Text: Acts 19:8—20:1 | Listen to Message
Empty Promises
An idol is anything you look to other than God for your ultimate sense of significance, security, or identity. So an idol is not just that statue in a faraway temple you’ll never visit, it’s also that thing you’re convinced you need in order to be happy. It’s money. It’s sex. It’s affirmation. It’s leisure. It’s family. It’s your reputation. It’s your work. It’s love. It’s sport. It’s anything you live for to prove to yourself and to others that your life has value.
We’re drawn to idols because they promise to let us be in control. This is their siren song: “Come, serve me, and I’ll give you whatever you want!”
But it’s not true, is it? Take affirmation, for instance. Affirmation is a good thing. It’s a valuable thing. It’s an encouraging thing. But what happens when you make it an ultimate thing? If you must have the affirmation and approval of others in order to feel a sense of self-worth, does that make you more free or less free? Does it make you happier or sadder? More content or less content? More confident or more fundamentally insecure?
You know the answers to these questions. As soon as you have to have affirmation (or anything else, for that matter), you have made it an idol and you’ve made yourself a slave. You’ve believed the lie that it will give you control, and now you’re the one who is controlled.

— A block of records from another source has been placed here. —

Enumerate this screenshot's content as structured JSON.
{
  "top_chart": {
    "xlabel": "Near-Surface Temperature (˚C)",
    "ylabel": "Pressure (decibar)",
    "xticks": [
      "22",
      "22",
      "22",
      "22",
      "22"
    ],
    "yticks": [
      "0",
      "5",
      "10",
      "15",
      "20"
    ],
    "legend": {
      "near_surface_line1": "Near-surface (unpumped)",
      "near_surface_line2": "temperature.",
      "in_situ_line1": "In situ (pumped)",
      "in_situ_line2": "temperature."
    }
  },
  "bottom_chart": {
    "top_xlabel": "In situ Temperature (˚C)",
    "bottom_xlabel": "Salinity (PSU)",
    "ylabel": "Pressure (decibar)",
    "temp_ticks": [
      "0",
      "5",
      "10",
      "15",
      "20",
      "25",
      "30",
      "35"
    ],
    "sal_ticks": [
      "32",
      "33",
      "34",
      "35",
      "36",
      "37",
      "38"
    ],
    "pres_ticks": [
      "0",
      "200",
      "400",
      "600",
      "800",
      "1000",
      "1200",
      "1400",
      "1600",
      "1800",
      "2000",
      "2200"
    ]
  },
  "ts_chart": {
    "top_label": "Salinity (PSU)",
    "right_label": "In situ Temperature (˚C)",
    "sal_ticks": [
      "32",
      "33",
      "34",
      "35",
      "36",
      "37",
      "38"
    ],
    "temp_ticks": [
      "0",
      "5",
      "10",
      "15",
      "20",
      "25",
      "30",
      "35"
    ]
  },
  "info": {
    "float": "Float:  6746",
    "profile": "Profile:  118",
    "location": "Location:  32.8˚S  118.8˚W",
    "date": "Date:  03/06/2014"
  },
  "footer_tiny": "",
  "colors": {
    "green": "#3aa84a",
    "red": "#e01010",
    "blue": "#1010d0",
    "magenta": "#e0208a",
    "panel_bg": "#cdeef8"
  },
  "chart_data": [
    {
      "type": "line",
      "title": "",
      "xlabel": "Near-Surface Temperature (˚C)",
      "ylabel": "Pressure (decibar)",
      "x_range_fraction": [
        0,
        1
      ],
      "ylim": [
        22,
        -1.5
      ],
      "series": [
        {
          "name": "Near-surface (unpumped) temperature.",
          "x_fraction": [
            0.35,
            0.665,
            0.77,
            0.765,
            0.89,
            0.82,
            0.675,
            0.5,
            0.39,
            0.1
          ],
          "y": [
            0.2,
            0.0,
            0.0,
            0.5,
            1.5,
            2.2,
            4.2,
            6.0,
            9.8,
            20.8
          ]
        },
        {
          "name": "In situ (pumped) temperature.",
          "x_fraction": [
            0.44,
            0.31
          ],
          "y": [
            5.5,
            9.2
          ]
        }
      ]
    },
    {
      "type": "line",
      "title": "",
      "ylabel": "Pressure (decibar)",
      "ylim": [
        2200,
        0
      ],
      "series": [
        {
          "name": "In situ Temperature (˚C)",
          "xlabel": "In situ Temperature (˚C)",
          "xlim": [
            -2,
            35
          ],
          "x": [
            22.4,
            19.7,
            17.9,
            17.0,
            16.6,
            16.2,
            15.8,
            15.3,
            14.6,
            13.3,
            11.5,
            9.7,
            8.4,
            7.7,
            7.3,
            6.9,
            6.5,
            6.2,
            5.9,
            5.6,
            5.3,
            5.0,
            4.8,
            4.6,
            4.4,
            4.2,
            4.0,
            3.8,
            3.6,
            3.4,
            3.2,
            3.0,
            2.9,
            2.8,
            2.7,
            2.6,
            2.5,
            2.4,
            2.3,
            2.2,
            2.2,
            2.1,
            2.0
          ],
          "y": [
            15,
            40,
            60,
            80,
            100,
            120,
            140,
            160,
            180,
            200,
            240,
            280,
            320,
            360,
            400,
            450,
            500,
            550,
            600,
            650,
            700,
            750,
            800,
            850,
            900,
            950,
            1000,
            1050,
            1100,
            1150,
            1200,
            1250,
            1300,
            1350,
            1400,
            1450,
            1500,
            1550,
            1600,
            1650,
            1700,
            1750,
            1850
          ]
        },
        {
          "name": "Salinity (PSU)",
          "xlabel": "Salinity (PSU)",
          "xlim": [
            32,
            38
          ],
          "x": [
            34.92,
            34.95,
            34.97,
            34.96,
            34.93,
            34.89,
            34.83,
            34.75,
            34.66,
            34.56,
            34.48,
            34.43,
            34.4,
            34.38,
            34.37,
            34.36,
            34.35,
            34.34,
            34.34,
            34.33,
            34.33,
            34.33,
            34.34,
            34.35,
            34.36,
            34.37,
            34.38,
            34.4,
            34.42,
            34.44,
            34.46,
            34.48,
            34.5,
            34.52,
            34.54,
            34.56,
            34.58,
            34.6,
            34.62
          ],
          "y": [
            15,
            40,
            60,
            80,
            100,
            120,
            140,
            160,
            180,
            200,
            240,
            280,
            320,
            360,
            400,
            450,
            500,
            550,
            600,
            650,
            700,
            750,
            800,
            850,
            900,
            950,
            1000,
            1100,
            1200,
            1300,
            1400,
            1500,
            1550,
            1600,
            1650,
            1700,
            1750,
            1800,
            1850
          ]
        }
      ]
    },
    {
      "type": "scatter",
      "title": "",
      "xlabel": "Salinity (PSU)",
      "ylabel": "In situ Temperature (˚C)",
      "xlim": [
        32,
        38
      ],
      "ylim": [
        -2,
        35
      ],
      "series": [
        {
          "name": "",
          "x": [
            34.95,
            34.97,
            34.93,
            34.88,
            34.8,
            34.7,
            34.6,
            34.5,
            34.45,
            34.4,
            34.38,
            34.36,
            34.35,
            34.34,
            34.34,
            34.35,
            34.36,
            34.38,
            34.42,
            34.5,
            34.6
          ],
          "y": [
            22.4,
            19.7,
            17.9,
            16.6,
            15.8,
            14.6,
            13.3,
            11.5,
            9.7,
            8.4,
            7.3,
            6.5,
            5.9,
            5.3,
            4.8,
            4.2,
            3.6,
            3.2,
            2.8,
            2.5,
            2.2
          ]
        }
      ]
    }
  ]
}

This is the paradox of idols: simultaneously they have no power and yet they have great power. They have no inherent power because they have no real, independent existence. If you didn’t “need” them, they’d be nothing. So why do they seem so powerful? Two reasons: 1) because you’ve endowed them with that power to rule over you, and 2) because they’re tools of Satan to deceive and destroy. And make no mistake: after your idols have overpowered and mastered you, they’ll ruin you.
So if you can see what your idols are, stop giving them your allegiance and your love. But you can’t just stop, can you? You’ve probably tried. You must replace these affections and loyalties with affections and loyalties for someone greater. And that someone is Jesus – the God who is independently great and awesome whether you acknowledge him or not. And he’s the only God who will fight for you and defend you, rather than the other way around.